Producers who have experience of using woodchip have not had problems with metal in the product as it is checked using magnets before leaving the plant. However, woodchip can sometimes contain small pieces of plastic or paper. Producers have also noted that pigs seem to thrive on woodchip and that the air quality is good as the coarse sawdust is extremely absorbent.

Fine sawdust is not a suitable bedding material as it can be dusty and potentially pose a health problem for workers and animals.

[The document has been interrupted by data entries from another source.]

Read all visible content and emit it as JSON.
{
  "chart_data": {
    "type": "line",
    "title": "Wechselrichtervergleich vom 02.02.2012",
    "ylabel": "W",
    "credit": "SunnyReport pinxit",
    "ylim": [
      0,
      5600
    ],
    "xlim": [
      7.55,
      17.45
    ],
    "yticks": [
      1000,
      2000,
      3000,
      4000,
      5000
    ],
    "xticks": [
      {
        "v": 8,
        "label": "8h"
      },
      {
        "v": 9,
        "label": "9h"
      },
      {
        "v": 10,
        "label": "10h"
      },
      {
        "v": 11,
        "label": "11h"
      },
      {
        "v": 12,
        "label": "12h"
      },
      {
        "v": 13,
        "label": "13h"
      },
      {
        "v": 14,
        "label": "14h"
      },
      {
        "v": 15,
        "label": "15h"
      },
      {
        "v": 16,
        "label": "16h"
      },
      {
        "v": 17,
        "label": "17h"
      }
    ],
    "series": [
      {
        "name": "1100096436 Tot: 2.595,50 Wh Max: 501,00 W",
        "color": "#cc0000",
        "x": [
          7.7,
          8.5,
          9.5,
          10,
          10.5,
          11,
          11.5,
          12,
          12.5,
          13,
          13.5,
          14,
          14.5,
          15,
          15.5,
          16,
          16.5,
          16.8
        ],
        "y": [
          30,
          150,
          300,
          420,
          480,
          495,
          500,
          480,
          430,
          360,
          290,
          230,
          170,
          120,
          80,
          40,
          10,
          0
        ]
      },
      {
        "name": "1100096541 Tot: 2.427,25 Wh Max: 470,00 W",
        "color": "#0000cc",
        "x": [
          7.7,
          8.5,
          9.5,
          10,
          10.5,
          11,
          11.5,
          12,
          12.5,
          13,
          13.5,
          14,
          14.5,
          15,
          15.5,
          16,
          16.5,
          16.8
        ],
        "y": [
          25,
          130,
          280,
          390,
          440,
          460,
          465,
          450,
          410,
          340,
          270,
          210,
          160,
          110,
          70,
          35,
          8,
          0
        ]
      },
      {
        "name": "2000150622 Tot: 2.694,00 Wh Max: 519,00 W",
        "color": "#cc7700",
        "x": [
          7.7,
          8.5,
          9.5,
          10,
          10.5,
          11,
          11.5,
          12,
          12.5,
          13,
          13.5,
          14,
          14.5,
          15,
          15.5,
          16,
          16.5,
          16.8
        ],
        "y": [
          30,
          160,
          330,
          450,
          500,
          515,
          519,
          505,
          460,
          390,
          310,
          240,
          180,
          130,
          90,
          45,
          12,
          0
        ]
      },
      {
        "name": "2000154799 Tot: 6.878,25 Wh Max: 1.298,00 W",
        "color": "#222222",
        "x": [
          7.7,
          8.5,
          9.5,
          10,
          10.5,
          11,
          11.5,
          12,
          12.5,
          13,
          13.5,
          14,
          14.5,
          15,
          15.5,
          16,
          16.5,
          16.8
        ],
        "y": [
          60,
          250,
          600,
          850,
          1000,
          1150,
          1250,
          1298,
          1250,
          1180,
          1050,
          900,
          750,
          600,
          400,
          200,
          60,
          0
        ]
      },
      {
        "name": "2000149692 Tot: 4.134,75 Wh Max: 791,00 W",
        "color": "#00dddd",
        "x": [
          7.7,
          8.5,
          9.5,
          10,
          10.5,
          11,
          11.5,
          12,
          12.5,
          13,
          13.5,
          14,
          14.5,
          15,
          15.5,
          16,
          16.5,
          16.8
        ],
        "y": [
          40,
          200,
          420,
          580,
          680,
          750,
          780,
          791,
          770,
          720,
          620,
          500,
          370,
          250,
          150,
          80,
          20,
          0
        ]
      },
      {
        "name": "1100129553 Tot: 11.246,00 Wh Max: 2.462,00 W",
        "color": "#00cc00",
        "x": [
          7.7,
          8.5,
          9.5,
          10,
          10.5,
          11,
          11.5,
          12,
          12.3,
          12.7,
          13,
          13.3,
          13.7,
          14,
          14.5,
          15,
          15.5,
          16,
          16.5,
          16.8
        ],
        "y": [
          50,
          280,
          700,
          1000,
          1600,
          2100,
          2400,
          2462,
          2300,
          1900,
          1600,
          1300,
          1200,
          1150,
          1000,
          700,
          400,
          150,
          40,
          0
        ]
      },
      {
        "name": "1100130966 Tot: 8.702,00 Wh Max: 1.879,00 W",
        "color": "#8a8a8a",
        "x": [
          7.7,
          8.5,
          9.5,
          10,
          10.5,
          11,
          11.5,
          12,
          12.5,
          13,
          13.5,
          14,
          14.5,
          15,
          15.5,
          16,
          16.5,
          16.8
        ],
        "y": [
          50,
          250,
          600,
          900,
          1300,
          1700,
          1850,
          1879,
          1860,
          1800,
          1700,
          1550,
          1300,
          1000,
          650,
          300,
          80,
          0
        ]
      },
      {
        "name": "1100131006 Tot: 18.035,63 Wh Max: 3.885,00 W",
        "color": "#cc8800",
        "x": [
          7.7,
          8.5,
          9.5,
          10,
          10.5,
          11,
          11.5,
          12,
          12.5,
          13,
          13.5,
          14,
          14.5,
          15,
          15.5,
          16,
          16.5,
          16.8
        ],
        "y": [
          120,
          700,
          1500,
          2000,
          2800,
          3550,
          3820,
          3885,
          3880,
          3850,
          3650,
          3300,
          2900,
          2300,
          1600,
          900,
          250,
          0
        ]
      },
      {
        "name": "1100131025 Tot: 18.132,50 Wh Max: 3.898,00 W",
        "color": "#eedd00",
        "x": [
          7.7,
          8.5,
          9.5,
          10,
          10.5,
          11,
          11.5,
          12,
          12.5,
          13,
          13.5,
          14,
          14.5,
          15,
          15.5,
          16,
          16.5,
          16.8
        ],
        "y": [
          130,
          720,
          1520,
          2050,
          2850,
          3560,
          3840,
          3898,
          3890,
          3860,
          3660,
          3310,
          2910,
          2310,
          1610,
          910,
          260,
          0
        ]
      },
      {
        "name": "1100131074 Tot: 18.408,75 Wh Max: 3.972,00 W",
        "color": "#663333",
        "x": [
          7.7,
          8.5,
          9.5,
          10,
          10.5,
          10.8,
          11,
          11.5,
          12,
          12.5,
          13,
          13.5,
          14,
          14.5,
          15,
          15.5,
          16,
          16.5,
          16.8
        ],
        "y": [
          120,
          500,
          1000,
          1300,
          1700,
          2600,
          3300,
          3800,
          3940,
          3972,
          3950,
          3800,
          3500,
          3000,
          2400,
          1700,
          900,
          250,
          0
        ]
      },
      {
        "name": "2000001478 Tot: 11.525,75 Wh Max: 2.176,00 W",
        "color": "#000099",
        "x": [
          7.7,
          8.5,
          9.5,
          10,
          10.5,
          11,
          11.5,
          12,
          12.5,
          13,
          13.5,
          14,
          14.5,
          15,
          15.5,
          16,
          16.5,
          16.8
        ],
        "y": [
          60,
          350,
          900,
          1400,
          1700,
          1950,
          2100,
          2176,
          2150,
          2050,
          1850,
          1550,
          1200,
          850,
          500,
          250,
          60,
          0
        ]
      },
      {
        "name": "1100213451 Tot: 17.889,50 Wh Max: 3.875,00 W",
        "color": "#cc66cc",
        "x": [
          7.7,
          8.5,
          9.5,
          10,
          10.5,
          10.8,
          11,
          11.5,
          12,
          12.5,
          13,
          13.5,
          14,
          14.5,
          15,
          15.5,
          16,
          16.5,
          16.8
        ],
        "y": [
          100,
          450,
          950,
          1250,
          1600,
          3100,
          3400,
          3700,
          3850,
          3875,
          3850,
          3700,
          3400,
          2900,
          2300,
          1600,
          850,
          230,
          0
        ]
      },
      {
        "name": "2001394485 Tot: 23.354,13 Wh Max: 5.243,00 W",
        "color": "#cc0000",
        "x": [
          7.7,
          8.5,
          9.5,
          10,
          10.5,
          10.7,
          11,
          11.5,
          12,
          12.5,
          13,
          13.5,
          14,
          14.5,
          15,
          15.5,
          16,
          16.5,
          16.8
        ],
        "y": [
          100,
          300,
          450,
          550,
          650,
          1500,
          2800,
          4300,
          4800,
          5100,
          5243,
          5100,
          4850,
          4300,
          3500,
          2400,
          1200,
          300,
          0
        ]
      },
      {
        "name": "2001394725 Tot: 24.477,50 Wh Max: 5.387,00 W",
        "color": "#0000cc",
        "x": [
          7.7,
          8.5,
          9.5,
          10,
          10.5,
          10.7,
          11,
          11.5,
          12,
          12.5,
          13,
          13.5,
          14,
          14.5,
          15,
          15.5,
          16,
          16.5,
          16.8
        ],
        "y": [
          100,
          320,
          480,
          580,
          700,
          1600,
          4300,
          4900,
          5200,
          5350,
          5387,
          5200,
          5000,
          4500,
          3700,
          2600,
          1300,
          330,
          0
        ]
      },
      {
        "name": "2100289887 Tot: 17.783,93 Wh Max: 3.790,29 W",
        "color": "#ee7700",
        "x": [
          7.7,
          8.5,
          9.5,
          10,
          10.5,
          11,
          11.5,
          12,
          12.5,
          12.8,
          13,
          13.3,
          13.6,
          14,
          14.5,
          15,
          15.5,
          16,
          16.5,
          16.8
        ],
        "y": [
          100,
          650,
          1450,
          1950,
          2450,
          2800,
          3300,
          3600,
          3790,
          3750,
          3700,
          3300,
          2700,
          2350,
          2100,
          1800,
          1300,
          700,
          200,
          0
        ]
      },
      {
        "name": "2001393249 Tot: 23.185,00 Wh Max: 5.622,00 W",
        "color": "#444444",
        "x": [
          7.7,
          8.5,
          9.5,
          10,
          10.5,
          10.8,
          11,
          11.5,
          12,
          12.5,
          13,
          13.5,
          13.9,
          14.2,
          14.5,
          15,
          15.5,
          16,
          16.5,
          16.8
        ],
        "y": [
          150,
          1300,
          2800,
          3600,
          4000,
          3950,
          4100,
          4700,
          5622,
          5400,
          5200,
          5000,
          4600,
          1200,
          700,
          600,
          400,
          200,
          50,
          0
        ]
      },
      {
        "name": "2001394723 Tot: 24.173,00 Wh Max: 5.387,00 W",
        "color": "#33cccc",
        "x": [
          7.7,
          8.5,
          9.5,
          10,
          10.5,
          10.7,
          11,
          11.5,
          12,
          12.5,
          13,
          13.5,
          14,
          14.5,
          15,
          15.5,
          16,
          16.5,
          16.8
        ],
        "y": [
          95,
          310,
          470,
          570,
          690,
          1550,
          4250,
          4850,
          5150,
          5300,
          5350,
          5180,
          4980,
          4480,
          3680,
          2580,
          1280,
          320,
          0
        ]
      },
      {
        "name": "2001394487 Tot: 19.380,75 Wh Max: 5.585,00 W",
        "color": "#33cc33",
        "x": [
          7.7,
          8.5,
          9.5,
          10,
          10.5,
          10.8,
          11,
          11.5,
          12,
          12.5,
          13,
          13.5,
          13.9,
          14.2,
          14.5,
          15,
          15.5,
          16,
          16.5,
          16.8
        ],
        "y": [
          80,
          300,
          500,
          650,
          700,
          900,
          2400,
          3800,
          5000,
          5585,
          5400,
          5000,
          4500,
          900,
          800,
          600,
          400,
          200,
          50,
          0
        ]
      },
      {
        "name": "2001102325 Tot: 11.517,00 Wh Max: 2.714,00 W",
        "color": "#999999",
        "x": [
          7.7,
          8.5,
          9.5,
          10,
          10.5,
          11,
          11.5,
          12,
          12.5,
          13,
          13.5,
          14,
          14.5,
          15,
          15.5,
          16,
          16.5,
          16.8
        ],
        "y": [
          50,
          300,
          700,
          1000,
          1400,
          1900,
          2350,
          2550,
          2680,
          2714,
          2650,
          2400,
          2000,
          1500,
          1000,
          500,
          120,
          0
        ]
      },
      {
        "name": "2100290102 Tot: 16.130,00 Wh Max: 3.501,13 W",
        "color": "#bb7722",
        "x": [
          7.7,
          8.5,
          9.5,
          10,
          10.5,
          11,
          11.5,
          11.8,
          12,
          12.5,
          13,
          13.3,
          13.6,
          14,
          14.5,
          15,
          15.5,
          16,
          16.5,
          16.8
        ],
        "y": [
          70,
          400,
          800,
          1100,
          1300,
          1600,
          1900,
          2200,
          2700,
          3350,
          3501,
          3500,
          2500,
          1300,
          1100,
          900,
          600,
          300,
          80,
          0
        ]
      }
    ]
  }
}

It is worth bearing in mind, however, that woodchip could become quite valuable from June 2011 onwards and possibly unfeasible for using as bedding because of the Renewable Heat Incentive Tariff, which will financially assist individuals who install renewable technologies which produce heat, this includes biomass boilers which burn solid biomass such as woodchip.

A waste exemption will need to be registered with the Environment Agency (EA) to use untreated waste wood as animal bedding. The exemption is U8 and further details can be found on the EA web site, the exemption is free of charge and can be registered online or on a paper form click here.

Shredded paper

Shredded paper is dust-free, costs little, is very absorbent and makes an excellent bedding material, especially in the farrowing house; it would be an ideal option for farms close to a recycling centre that had an abundance of this product. It is light to handle and can be packaged in bales, which facilitates transportation.

Similarly, shredded tissue and tea bag material has excellent absorbency and hygienic properties, so could be an option if you are near a plentiful source.

Certain products cannot be used for bedding material, eg poultry litter, recycled rubber, glossy paper and woodchip produced from wood that has had chemical preservatives or glues.